O endosso de Edwards --que desistiu da corrida pela nomeação em janeiro-- pode ajudar Obama a conseguir o apoio dos trabalhadores brancos, o grupo demográfico mais fiel à também pré-candidata democrata Hillary Clinton.
O posicionamento de Edwards ocorre um dia após as primárias da Virgínia Ocidental, onde Obama perdeu por uma diferença de 41 pontos percentuais para Hillary, mas a derrota não foi suficiente para influenciar na liderança do senador no número de delegados e no voto popular.
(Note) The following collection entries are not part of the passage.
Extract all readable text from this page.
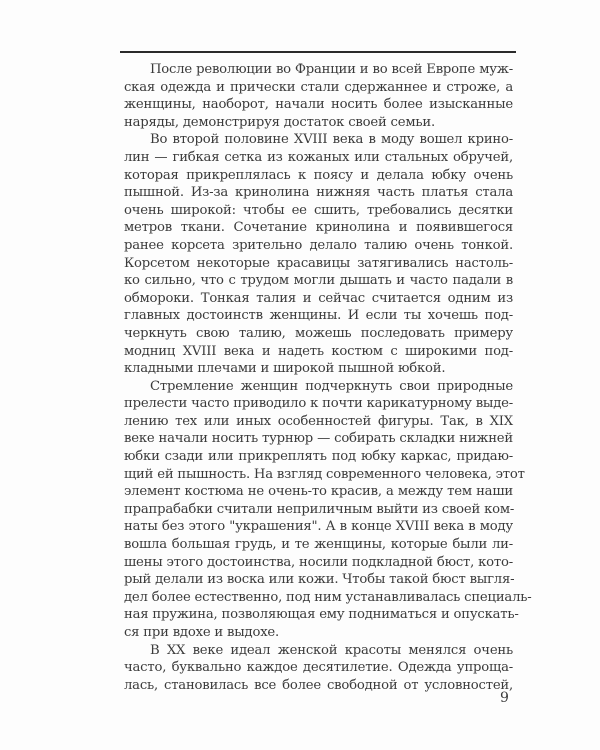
После революции во Франции и во всей Европе муж-
ская одежда и прически стали сдержаннее и строже, а
женщины, наоборот, начали носить более изысканные
наряды, демонстрируя достаток своей семьи.
Во второй половине XVIII века в моду вошел крино-
лин — гибкая сетка из кожаных или стальных обручей,
которая прикреплялась к поясу и делала юбку очень
пышной. Из-за кринолина нижняя часть платья стала
очень широкой: чтобы ее сшить, требовались десятки
метров ткани. Сочетание кринолина и появившегося
ранее корсета зрительно делало талию очень тонкой.
Корсетом некоторые красавицы затягивались настоль-
ко сильно, что с трудом могли дышать и часто падали в
обмороки. Тонкая талия и сейчас считается одним из
главных достоинств женщины. И если ты хочешь под-
черкнуть свою талию, можешь последовать примеру
модниц XVIII века и надеть костюм с широкими под-
кладными плечами и широкой пышной юбкой.
Стремление женщин подчеркнуть свои природные
прелести часто приводило к почти карикатурному выде-
лению тех или иных особенностей фигуры. Так, в XIX
веке начали носить турнюр — собирать складки нижней
юбки сзади или прикреплять под юбку каркас, придаю-
щий ей пышность. На взгляд современного человека, этот
элемент костюма не очень-то красив, а между тем наши
прапрабабки считали неприличным выйти из своей ком-
наты без этого "украшения". А в конце XVIII века в моду
вошла большая грудь, и те женщины, которые были ли-
шены этого достоинства, носили подкладной бюст, кото-
рый делали из воска или кожи. Чтобы такой бюст выгля-
дел более естественно, под ним устанавливалась специаль-
ная пружина, позволяющая ему подниматься и опускать-
ся при вдохе и выдохе.
В XX веке идеал женской красоты менялся очень
часто, буквально каждое десятилетие. Одежда упроща-
лась, становилась все более свободной от условностей,
9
A vitória de Hillary rendeu à ex-primeira-dama o apoio de mais 16 delegados. Obama recebeu mais sete. No entanto, o senador por Illinois conta com 1.881 delegados, contra 1.713 de Hillary.
Obama também recebeu nesta quarta-feira o apoio de três superdelegados do Partido Democrata, cujos votos serão decisivos na escolha do candidato que enfrentará John McCain em novembro. Hillary Clinton, por sua vez, recebeu o apoio de apenas um superdelegado.
O senador democrata também foi endossado pelo Naral --a principal organização de defesa do direito ao aborto nos Estados Unidos-- e por três ex-presidentes da SEC, a autoridade americana de regulação dos mercados.
Após a Virgínia Ocidental, restam apenas cinco primárias na disputa democrata. Hillary é favorita para vencer em Porto Rico e Kentucky. Obama lidera as pesquisas de intenção de voto em Oregon e Dakota do Sul. A disputa mais acirrada deve ocorrer em Montana.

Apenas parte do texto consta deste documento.